NC WARN, with a coalition of allies, co-organized the Charlotte protest outside of Duke Energy’s headquarters on the day of their annual shareholder meeting. We also had a presence inside the meeting, with our members speaking out for climate protection and social justice. Read excerpts from the news coverage below.
“Duke Energy CEO offers stock answers during shareholder’s meeting”
Ryan Pitkin, Creative Loafing Charlotte
Security removed Nick Wood, organizing director of environmental non-profit NC WARN, after he objected to the meeting’s agenda minutes after the meeting had begun. When Wood noticed that the Q&A, the only chance for guests to speak, was the very last order of business, he rose to his feet and loudly stated “Point of order!” before being tapped on the arm by a security guard and told to leave the building.
“I came into the meeting wanting to ask serious questions of Duke Energy,” he said. “I should have the right to make a comment about a proposal that is on the agenda at their legally required shareholder’s meeting.”
“In what democratic body do you have the vote before you discuss the issues?” said [NC WARN Senior Strategist] Peter MacDowell, a shareholder who attended the meeting. “This wasn’t a utility stockholder’s meeting, this was a futility stockholder’s meeting. It was a done deal.”

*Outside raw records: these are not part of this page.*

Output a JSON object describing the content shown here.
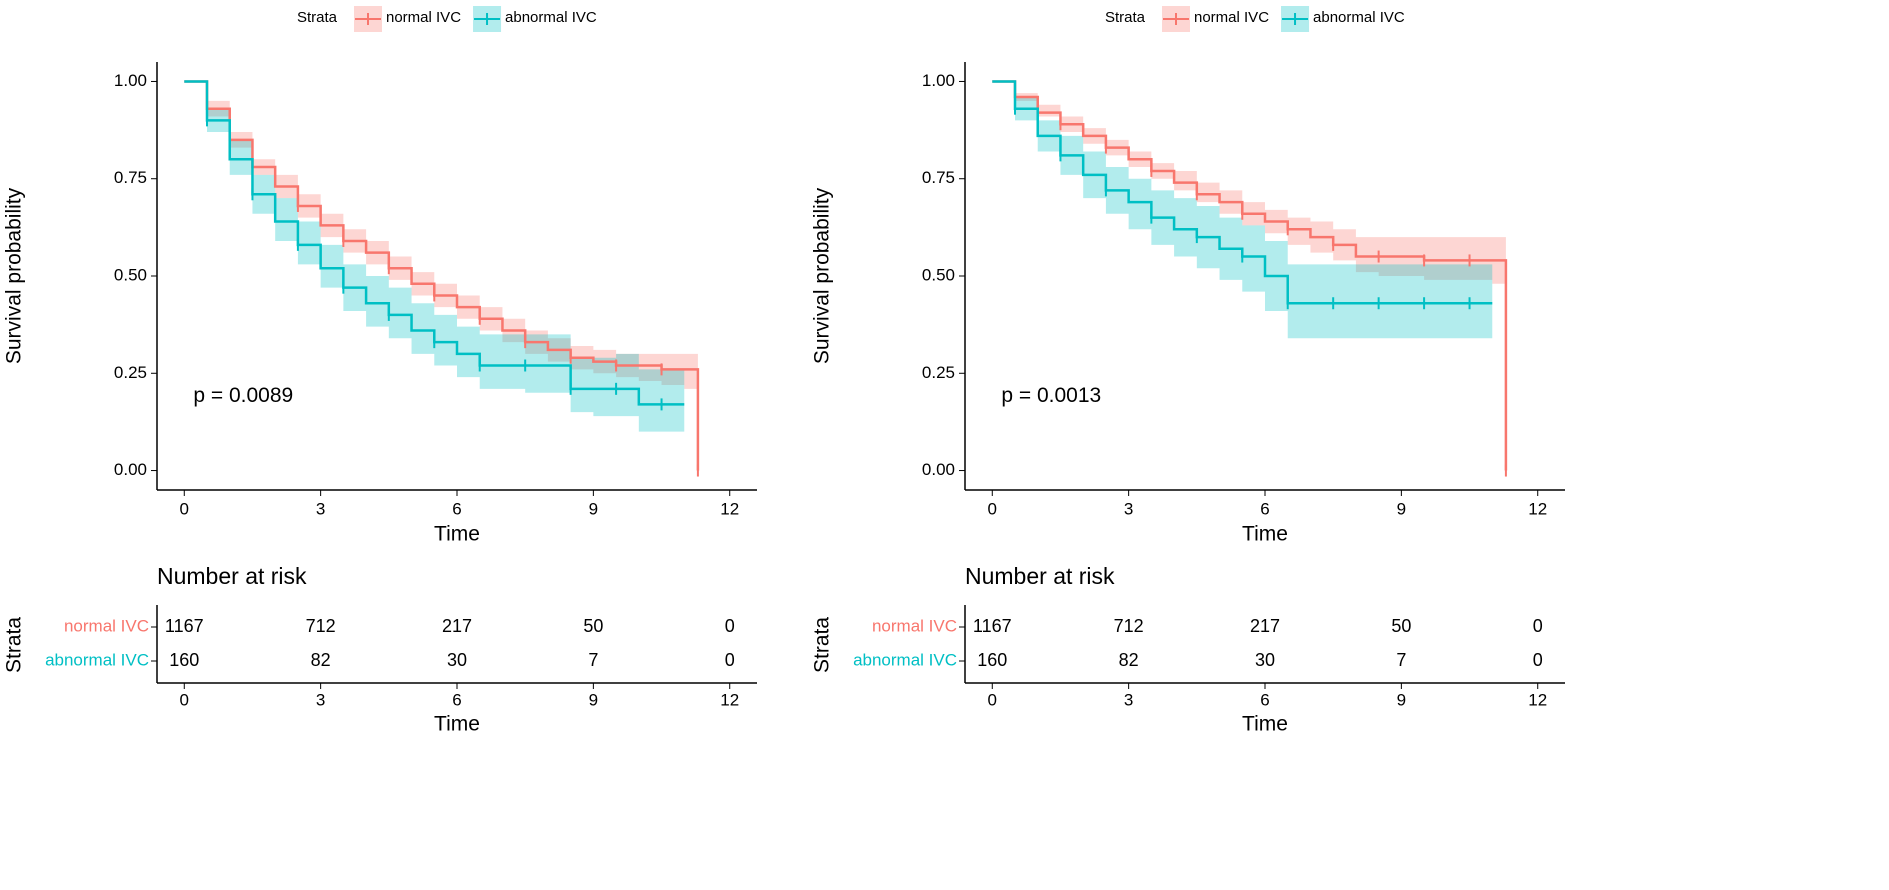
{
  "chart_data": [
    {
      "type": "survival",
      "ylabel": "Survival probability",
      "xlabel": "Time",
      "legend_title": "Strata",
      "annotation": "p = 0.0089",
      "xlim": [
        -0.6,
        12.6
      ],
      "xticks": [
        0,
        3,
        6,
        9,
        12
      ],
      "ylim": [
        -0.05,
        1.05
      ],
      "yticks": [
        {
          "value": 0,
          "label": "0.00"
        },
        {
          "value": 0.25,
          "label": "0.25"
        },
        {
          "value": 0.5,
          "label": "0.50"
        },
        {
          "value": 0.75,
          "label": "0.75"
        },
        {
          "value": 1,
          "label": "1.00"
        }
      ],
      "series": [
        {
          "name": "normal IVC",
          "color": "#f8766d",
          "x": [
            0,
            0.5,
            1,
            1.5,
            2,
            2.5,
            3,
            3.5,
            4,
            4.5,
            5,
            5.5,
            6,
            6.5,
            7,
            7.5,
            8,
            8.5,
            9,
            9.5,
            10,
            10.5,
            11,
            11.3
          ],
          "values": [
            1,
            0.93,
            0.85,
            0.78,
            0.73,
            0.68,
            0.63,
            0.59,
            0.56,
            0.52,
            0.48,
            0.45,
            0.42,
            0.39,
            0.36,
            0.33,
            0.31,
            0.29,
            0.28,
            0.27,
            0.27,
            0.26,
            0.26,
            0
          ],
          "lower": [
            1,
            0.91,
            0.83,
            0.76,
            0.7,
            0.65,
            0.6,
            0.56,
            0.53,
            0.49,
            0.45,
            0.42,
            0.39,
            0.36,
            0.33,
            0.3,
            0.28,
            0.26,
            0.25,
            0.24,
            0.23,
            0.22,
            0.21,
            null
          ],
          "upper": [
            1,
            0.95,
            0.87,
            0.8,
            0.76,
            0.71,
            0.66,
            0.62,
            0.59,
            0.55,
            0.51,
            0.48,
            0.45,
            0.42,
            0.39,
            0.36,
            0.34,
            0.32,
            0.31,
            0.3,
            0.3,
            0.3,
            0.3,
            null
          ]
        },
        {
          "name": "abnormal IVC",
          "color": "#00bfc4",
          "x": [
            0,
            0.5,
            1,
            1.5,
            2,
            2.5,
            3,
            3.5,
            4,
            4.5,
            5,
            5.5,
            6,
            6.5,
            7,
            7.5,
            8,
            8.5,
            9,
            9.5,
            10,
            10.5,
            11
          ],
          "values": [
            1,
            0.9,
            0.8,
            0.71,
            0.64,
            0.58,
            0.52,
            0.47,
            0.43,
            0.4,
            0.36,
            0.33,
            0.3,
            0.27,
            0.27,
            0.27,
            0.27,
            0.21,
            0.21,
            0.21,
            0.17,
            0.17,
            0.17
          ],
          "lower": [
            1,
            0.87,
            0.76,
            0.66,
            0.59,
            0.53,
            0.47,
            0.41,
            0.37,
            0.34,
            0.3,
            0.27,
            0.24,
            0.21,
            0.21,
            0.2,
            0.2,
            0.15,
            0.14,
            0.14,
            0.1,
            0.1,
            0.1
          ],
          "upper": [
            1,
            0.93,
            0.85,
            0.76,
            0.7,
            0.64,
            0.58,
            0.53,
            0.5,
            0.47,
            0.43,
            0.4,
            0.37,
            0.35,
            0.35,
            0.35,
            0.35,
            0.29,
            0.29,
            0.3,
            0.26,
            0.26,
            0.26
          ]
        }
      ],
      "risk_table": {
        "title": "Number at risk",
        "strata_label": "Strata",
        "xlabel": "Time",
        "rows": [
          {
            "name": "normal IVC",
            "counts": [
              1167,
              712,
              217,
              50,
              0
            ]
          },
          {
            "name": "abnormal IVC",
            "counts": [
              160,
              82,
              30,
              7,
              0
            ]
          }
        ]
      }
    },
    {
      "type": "survival",
      "ylabel": "Survival probability",
      "xlabel": "Time",
      "legend_title": "Strata",
      "annotation": "p = 0.0013",
      "xlim": [
        -0.6,
        12.6
      ],
      "xticks": [
        0,
        3,
        6,
        9,
        12
      ],
      "ylim": [
        -0.05,
        1.05
      ],
      "yticks": [
        {
          "value": 0,
          "label": "0.00"
        },
        {
          "value": 0.25,
          "label": "0.25"
        },
        {
          "value": 0.5,
          "label": "0.50"
        },
        {
          "value": 0.75,
          "label": "0.75"
        },
        {
          "value": 1,
          "label": "1.00"
        }
      ],
      "series": [
        {
          "name": "normal IVC",
          "color": "#f8766d",
          "x": [
            0,
            0.5,
            1,
            1.5,
            2,
            2.5,
            3,
            3.5,
            4,
            4.5,
            5,
            5.5,
            6,
            6.5,
            7,
            7.5,
            8,
            8.5,
            9,
            9.5,
            10,
            10.5,
            11,
            11.3
          ],
          "values": [
            1,
            0.96,
            0.92,
            0.89,
            0.86,
            0.83,
            0.8,
            0.77,
            0.74,
            0.71,
            0.69,
            0.66,
            0.64,
            0.62,
            0.6,
            0.58,
            0.55,
            0.55,
            0.55,
            0.54,
            0.54,
            0.54,
            0.54,
            0
          ],
          "lower": [
            1,
            0.95,
            0.91,
            0.87,
            0.84,
            0.81,
            0.78,
            0.75,
            0.72,
            0.69,
            0.66,
            0.63,
            0.61,
            0.58,
            0.56,
            0.54,
            0.51,
            0.5,
            0.5,
            0.49,
            0.49,
            0.49,
            0.48,
            null
          ],
          "upper": [
            1,
            0.97,
            0.94,
            0.91,
            0.88,
            0.85,
            0.82,
            0.79,
            0.77,
            0.74,
            0.72,
            0.69,
            0.67,
            0.65,
            0.64,
            0.62,
            0.6,
            0.6,
            0.6,
            0.6,
            0.6,
            0.6,
            0.6,
            null
          ]
        },
        {
          "name": "abnormal IVC",
          "color": "#00bfc4",
          "x": [
            0,
            0.5,
            1,
            1.5,
            2,
            2.5,
            3,
            3.5,
            4,
            4.5,
            5,
            5.5,
            6,
            6.5,
            7,
            7.5,
            8,
            8.5,
            9,
            9.5,
            10,
            10.5,
            11
          ],
          "values": [
            1,
            0.93,
            0.86,
            0.81,
            0.76,
            0.72,
            0.69,
            0.65,
            0.62,
            0.6,
            0.57,
            0.55,
            0.5,
            0.43,
            0.43,
            0.43,
            0.43,
            0.43,
            0.43,
            0.43,
            0.43,
            0.43,
            0.43
          ],
          "lower": [
            1,
            0.9,
            0.82,
            0.76,
            0.7,
            0.66,
            0.62,
            0.58,
            0.55,
            0.52,
            0.49,
            0.46,
            0.41,
            0.34,
            0.34,
            0.34,
            0.34,
            0.34,
            0.34,
            0.34,
            0.34,
            0.34,
            0.34
          ],
          "upper": [
            1,
            0.96,
            0.9,
            0.86,
            0.82,
            0.78,
            0.75,
            0.72,
            0.7,
            0.68,
            0.65,
            0.63,
            0.59,
            0.53,
            0.53,
            0.53,
            0.53,
            0.53,
            0.53,
            0.53,
            0.53,
            0.53,
            0.53
          ]
        }
      ],
      "risk_table": {
        "title": "Number at risk",
        "strata_label": "Strata",
        "xlabel": "Time",
        "rows": [
          {
            "name": "normal IVC",
            "counts": [
              1167,
              712,
              217,
              50,
              0
            ]
          },
          {
            "name": "abnormal IVC",
            "counts": [
              160,
              82,
              30,
              7,
              0
            ]
          }
        ]
      }
    }
  ]
}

“Duke Energy CEO cites ‘year of accomplishment,’ praises directors”
Dane Huffman, WNCN
About 200 protesters gathered outside at the event, and participants had to enter through metal detectors. Duke Energy’s handling of coal ash spills in North Carolina rivers has raised questions about how well it has handled the coal ash disposal and its commitment to protect the state’s environment.
Sixteen people spoke at the event before the company cut off questions.
“Amid security and protests, Duke shareholders re-elect current directors”
Bruce Henderson, The Charlotte Observer
[NC WARN board member] George Friday, a community organizer from Gastonia, told [Duke Energy CEO Lynn] Good her reassurances about concern for the environment and for customers rang hollow. “I think the ‘we’ you’re describing is the ‘we’ that gets million-dollar bonuses,” Friday said. “I’m among the ratepayers for whom $20 a month to clean up coal ash is significant.”